‘The Ballad of Barnabas Pierkiel’ by Magdalena Zyzak (2014) – 269 pages
Here we have a ribald comic folk tale from the imaginary Slavic nation of Scalvusia about young pig farmer Barnabas Pierkiel and his quest for the beautiful gypsy Roosha Papusha. He first encounters Roosha in her garden bending over as she pulls out weeds, and “his beloved’s buttocks glared at him through a cloche of heaped skirts.”
What is special about ‘The Ballad of Barnabas Pierkiel’ is that it is written in the fashion of those wonderful novels from the 17th and 18th centuries such as ‘Tristam Shandy’ and ‘Don Quixote’ and ‘Candide’ and ‘Gulliver’s Travels’. Each chapter has a subtitle such as ‘In which two friends become friendlier in a shed’ or ‘In which Apollonia divulges her secret’. My favorite chapter subtitle is ‘In which too much transpires to be summed up’.
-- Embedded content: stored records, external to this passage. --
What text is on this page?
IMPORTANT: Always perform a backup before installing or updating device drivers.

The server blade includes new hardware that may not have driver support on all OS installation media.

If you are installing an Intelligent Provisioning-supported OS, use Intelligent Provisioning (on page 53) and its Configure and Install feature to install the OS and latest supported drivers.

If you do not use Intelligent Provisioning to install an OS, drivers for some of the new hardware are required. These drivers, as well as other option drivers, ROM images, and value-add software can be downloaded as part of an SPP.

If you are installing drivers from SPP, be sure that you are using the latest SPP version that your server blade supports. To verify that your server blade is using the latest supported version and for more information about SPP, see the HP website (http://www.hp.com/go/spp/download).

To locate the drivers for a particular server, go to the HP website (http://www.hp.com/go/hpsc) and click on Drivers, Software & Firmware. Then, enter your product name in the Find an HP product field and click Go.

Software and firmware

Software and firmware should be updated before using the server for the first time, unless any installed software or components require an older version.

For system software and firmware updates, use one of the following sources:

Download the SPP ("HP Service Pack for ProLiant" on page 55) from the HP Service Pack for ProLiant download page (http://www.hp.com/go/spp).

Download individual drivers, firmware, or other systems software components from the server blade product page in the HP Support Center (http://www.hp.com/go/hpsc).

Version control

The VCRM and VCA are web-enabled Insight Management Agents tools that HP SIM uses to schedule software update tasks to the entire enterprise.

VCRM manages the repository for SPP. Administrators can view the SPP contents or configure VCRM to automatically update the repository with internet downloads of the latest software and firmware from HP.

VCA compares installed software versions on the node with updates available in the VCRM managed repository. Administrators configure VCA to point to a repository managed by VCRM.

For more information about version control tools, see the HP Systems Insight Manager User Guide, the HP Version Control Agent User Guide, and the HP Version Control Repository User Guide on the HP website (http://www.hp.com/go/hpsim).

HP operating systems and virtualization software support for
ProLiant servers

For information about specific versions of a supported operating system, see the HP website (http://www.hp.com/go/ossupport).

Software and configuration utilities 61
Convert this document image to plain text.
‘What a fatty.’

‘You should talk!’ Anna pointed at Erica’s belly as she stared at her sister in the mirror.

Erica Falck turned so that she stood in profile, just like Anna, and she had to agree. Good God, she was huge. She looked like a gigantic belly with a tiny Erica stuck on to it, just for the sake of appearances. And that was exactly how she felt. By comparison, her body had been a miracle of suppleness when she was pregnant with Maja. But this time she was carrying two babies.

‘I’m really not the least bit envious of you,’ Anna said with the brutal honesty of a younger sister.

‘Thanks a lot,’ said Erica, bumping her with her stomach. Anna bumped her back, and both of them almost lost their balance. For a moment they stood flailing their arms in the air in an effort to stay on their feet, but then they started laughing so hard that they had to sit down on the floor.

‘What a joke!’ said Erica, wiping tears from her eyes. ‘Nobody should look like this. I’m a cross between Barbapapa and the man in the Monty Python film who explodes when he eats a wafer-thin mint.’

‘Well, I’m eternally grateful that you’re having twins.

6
To have a modern novel written in this old manner is a delight. It has been so long since a modern novel has been written in this classic style that it comes across as new and different and unique. Magdalena also pulls off the archaic language and the bizarre plot of a twisted folktale well.
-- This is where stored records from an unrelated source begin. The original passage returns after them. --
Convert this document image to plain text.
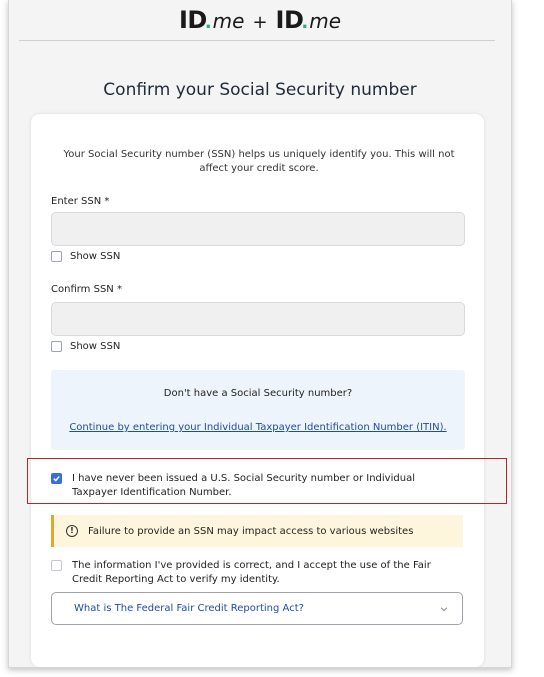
ID.me + ID.me
Confirm your Social Security number
Your Social Security number (SSN) helps us uniquely identify you. This will not affect your credit score.
Enter SSN *
Show SSN
Confirm SSN *
Show SSN
Don't have a Social Security number?
Continue by entering your Individual Taxpayer Identification Number (ITIN).
I have never been issued a U.S. Social Security number or Individual Taxpayer Identification Number.
!	Failure to provide an SSN may impact access to various websites
The information I've provided is correct, and I accept the use of the Fair Credit Reporting Act to verify my identity.
What is The Federal Fair Credit Reporting Act?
This absurd bawdy farce takes place in this backward town of Odolechka just before World War II, and the Germans are on the verge of invading. We meet the mayor, the mayor’s wife, the police chief, the priest, as well as many others. All are town characters in one way or another.
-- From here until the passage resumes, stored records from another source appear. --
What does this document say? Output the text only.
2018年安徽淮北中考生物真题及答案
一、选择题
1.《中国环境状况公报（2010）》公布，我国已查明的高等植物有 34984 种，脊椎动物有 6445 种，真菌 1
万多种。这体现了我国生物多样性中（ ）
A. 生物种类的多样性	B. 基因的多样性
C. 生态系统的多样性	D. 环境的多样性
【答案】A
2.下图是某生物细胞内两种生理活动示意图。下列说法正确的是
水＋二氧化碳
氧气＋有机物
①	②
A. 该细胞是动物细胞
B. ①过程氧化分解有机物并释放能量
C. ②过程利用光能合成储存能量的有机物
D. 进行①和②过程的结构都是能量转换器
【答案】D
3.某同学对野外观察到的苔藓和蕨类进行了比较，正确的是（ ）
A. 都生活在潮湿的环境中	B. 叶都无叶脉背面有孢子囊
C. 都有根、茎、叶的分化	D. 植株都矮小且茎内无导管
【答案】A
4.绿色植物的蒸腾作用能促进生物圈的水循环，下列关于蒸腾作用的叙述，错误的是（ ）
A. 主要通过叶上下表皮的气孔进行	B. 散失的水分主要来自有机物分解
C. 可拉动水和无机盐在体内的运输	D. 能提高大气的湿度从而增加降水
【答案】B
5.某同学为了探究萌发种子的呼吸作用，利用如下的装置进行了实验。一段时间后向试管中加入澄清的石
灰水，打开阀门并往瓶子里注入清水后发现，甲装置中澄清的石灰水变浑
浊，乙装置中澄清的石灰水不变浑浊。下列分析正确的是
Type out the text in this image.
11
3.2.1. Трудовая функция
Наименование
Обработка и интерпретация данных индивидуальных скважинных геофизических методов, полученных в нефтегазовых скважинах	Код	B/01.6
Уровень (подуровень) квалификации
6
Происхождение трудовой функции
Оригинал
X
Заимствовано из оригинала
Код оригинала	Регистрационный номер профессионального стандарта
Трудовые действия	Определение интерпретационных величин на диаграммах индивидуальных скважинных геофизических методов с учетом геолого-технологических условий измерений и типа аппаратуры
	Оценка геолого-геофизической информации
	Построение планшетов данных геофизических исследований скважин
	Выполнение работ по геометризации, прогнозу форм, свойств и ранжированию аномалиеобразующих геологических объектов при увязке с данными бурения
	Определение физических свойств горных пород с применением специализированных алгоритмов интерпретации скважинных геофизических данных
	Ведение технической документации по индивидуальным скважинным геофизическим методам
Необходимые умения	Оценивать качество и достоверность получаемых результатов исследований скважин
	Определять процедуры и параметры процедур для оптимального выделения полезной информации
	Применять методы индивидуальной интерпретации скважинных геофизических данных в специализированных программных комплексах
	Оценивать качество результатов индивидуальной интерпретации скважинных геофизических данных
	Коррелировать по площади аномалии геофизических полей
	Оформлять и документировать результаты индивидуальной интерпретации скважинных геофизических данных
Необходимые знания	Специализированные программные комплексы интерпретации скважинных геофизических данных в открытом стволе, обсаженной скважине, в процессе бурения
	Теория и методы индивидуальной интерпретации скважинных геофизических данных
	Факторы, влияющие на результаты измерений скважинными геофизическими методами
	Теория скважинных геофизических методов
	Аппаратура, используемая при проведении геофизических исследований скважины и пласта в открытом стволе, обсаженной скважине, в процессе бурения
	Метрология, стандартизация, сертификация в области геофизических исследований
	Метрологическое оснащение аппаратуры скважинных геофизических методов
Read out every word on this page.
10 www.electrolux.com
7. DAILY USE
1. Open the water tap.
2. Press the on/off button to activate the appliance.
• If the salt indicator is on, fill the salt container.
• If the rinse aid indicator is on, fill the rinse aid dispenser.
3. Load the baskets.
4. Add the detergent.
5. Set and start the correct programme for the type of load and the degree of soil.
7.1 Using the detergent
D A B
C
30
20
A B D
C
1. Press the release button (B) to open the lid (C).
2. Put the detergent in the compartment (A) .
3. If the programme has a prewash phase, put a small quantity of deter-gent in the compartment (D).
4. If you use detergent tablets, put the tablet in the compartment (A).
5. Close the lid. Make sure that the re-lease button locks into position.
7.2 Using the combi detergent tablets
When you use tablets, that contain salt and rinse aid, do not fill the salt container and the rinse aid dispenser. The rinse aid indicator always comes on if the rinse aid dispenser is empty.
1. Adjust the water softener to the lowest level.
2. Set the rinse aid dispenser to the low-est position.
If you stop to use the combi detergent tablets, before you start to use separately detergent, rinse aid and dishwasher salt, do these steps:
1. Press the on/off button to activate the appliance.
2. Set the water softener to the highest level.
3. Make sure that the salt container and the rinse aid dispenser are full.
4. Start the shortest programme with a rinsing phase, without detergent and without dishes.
The distinctive classical style and Magdalena Zyzak’s wicked sense of humor make this novel great fun at first. Zyzak has pulled this madcap folk comedy off for about 150 pages. However the novel is 269 pages long. It loses some of its comic energy during the last half. Too many characters from the town are introduced, and many are not defined sharply or rudely enough to be funny. This is broad humor, and it probably could have been limited to 10 or 12 well-defined characters.
Despite not being entirely satisfied with ‘The Ballad of Barnabas Pierkiel’, I believe that Magdalena Zyzak is a novelist to watch in the future. It is her willingness and ability to attempt something different from the crowd that makes her fascinating.